Abstract

Many of the interactions between the human intestine and microbes are mediated by changes in the host cytoskeleton. By inducing these changes, microbes promote their own attachment to host cells, enhance invasion, and facilitate trafficking within the eukaryotic host, resulting in a disruption of intestinal epithelial barrier integrity.

In this thesis project, I demonstrated how bacteria manipulate the host cytoskeleton for their own benefit, and highlighted the role of host cell factors in mediating these effects. For example, infection of polarized epithelial cells with Campylobacter jejuni leads to cell-type-dependent disruption of monolayers. Human colon T84 cells are more susceptible than canine kidney MDCK-I cells to these effects, as well as to invasion by C. jejuni, which is mediated by cell microtubules. Inhibition of invasion protects T84 monolayers from C. jejuni-induced increased permeability, suggesting that barrier disruption by this bacterium is mediated by invasion.

Subsequent in vivo experiments, using Citrobacter rodentium, showed that the tyrosine phosphatase PTPσ is involved in maintaining adherens junctions. In the absence of functional PTPσ, mice are more susceptible to bacterial infection with C. rodentium , which leads to inflammation, epithelial cell hyperplasia, and bacterial translocation, likely through effects on apical junctions. Finally, osteopontin, a multifunctional phosphoglycoprotein, mediates epithelial cell hyperplasia in response to C. rodentium infection. This effect develops due to intimate attachment of bacteria to epithelial cells and associated rearrangements of the cytoskeleton, which are absent in cells lacking osteopontin and are restored when this protein is reintroduced to cells.
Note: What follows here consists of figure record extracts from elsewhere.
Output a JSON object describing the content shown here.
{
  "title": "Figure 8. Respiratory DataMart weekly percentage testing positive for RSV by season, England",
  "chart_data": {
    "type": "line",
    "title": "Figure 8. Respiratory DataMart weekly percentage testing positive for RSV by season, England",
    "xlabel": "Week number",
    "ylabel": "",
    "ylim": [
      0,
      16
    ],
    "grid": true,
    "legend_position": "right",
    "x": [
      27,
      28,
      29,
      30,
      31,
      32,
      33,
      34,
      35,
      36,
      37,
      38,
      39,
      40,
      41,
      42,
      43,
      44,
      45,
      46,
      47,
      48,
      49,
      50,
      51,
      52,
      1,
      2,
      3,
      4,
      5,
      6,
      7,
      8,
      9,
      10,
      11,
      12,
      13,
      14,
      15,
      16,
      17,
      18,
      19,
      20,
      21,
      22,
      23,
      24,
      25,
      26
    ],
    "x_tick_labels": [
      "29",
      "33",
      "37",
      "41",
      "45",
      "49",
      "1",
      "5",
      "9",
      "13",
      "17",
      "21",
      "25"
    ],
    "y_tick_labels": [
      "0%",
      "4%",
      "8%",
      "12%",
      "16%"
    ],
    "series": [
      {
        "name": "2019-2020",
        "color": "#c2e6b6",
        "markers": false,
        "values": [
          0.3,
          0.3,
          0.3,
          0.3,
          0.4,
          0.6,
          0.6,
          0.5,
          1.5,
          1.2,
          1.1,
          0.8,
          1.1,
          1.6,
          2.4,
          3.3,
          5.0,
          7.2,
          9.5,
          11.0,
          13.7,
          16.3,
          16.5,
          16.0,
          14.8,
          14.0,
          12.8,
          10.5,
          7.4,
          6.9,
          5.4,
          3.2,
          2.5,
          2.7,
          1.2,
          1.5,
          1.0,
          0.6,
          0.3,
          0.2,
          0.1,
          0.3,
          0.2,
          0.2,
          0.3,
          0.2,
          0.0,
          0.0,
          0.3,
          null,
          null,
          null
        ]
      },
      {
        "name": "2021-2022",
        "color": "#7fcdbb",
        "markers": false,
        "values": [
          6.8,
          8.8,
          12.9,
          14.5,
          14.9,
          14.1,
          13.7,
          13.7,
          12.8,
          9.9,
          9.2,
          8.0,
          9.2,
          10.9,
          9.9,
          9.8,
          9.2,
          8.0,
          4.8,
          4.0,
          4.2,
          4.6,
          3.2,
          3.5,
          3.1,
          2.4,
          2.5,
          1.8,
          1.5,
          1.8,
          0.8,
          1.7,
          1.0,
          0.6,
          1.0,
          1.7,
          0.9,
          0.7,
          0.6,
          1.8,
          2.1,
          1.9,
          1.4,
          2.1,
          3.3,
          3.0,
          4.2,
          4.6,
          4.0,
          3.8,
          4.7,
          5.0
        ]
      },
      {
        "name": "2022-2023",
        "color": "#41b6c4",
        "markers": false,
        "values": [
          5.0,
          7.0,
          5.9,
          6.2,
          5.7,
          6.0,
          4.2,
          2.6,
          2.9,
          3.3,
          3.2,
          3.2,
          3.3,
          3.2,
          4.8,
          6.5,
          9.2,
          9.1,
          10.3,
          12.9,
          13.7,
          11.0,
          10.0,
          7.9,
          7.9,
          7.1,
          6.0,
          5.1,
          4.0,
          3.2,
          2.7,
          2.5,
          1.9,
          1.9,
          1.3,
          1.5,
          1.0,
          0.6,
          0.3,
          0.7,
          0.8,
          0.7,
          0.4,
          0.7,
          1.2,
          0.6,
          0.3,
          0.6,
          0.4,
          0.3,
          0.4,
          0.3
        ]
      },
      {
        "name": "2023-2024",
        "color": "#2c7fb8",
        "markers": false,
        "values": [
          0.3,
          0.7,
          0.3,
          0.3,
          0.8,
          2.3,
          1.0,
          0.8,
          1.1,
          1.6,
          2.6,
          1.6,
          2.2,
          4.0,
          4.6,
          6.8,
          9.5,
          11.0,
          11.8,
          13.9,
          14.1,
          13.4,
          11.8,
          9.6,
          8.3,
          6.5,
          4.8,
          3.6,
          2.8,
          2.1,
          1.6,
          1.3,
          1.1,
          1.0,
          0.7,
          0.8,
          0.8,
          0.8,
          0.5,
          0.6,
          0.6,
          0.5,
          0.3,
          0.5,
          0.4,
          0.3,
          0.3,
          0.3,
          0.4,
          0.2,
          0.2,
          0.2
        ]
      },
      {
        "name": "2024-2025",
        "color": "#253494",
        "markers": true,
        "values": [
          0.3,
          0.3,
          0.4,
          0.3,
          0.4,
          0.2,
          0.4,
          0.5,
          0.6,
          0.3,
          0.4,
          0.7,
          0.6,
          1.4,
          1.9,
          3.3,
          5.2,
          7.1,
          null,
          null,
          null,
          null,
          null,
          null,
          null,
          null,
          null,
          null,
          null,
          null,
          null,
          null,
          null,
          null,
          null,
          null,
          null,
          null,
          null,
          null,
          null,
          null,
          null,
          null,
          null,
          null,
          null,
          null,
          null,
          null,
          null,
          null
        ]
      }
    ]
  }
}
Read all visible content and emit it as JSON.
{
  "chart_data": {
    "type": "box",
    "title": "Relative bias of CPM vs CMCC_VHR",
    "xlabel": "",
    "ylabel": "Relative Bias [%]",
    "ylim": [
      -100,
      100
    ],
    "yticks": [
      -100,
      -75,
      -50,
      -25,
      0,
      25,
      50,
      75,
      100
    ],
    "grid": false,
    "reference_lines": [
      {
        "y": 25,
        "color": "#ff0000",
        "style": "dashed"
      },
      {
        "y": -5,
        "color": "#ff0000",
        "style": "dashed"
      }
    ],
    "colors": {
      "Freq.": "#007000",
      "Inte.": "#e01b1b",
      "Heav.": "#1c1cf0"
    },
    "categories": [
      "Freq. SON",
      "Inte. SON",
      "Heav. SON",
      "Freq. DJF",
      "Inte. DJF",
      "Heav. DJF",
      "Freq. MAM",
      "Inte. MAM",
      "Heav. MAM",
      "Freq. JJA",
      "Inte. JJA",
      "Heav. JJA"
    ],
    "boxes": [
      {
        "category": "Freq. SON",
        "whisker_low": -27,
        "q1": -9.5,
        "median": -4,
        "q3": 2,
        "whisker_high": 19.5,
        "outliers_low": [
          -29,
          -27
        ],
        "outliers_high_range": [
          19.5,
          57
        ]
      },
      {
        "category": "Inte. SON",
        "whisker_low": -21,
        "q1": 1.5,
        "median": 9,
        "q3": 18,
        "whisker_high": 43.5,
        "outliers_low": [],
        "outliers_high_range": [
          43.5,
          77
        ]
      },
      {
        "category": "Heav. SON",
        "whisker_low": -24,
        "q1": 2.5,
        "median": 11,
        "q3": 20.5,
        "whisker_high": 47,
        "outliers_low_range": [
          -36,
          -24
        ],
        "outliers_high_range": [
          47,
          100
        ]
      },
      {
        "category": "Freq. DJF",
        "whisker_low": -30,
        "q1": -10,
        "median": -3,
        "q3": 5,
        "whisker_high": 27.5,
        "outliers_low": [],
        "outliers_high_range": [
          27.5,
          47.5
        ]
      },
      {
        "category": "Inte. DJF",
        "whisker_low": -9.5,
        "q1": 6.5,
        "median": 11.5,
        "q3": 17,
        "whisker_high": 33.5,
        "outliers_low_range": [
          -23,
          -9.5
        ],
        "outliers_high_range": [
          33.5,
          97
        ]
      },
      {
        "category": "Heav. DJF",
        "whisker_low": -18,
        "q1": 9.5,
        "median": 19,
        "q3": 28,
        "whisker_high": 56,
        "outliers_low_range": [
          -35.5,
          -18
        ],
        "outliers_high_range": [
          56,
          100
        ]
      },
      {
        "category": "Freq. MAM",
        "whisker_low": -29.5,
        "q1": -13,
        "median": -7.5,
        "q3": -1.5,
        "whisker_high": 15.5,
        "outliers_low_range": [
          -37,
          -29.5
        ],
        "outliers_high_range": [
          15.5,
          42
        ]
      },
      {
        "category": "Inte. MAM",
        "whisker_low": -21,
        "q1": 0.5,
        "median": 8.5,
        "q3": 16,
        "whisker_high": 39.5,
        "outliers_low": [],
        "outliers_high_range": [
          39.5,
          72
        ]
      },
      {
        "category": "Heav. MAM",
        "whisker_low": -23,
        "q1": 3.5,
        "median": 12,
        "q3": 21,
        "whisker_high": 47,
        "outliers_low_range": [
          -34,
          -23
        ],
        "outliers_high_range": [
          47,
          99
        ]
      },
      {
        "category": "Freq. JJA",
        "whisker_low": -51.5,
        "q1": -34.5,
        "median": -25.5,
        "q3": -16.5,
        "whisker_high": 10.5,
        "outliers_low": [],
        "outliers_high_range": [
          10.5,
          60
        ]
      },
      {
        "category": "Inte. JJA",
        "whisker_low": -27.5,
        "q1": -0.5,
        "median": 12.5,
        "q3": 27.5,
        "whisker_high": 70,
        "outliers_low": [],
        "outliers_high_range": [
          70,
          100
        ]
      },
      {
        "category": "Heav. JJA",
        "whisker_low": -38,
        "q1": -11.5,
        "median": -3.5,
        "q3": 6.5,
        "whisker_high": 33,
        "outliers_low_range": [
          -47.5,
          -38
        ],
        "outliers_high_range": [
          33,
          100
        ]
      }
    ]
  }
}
I show herein that host factors determine responses to bacteria through changes in the cytoskeleton. Since each of these complementary infection models is related to inflammatory bowel diseases, they provide insight into mechanisms leading to human disease, and provide candidate approaches for novel interventions that could modify inflammation through altering host cytoskeleton responses to bacterial infections.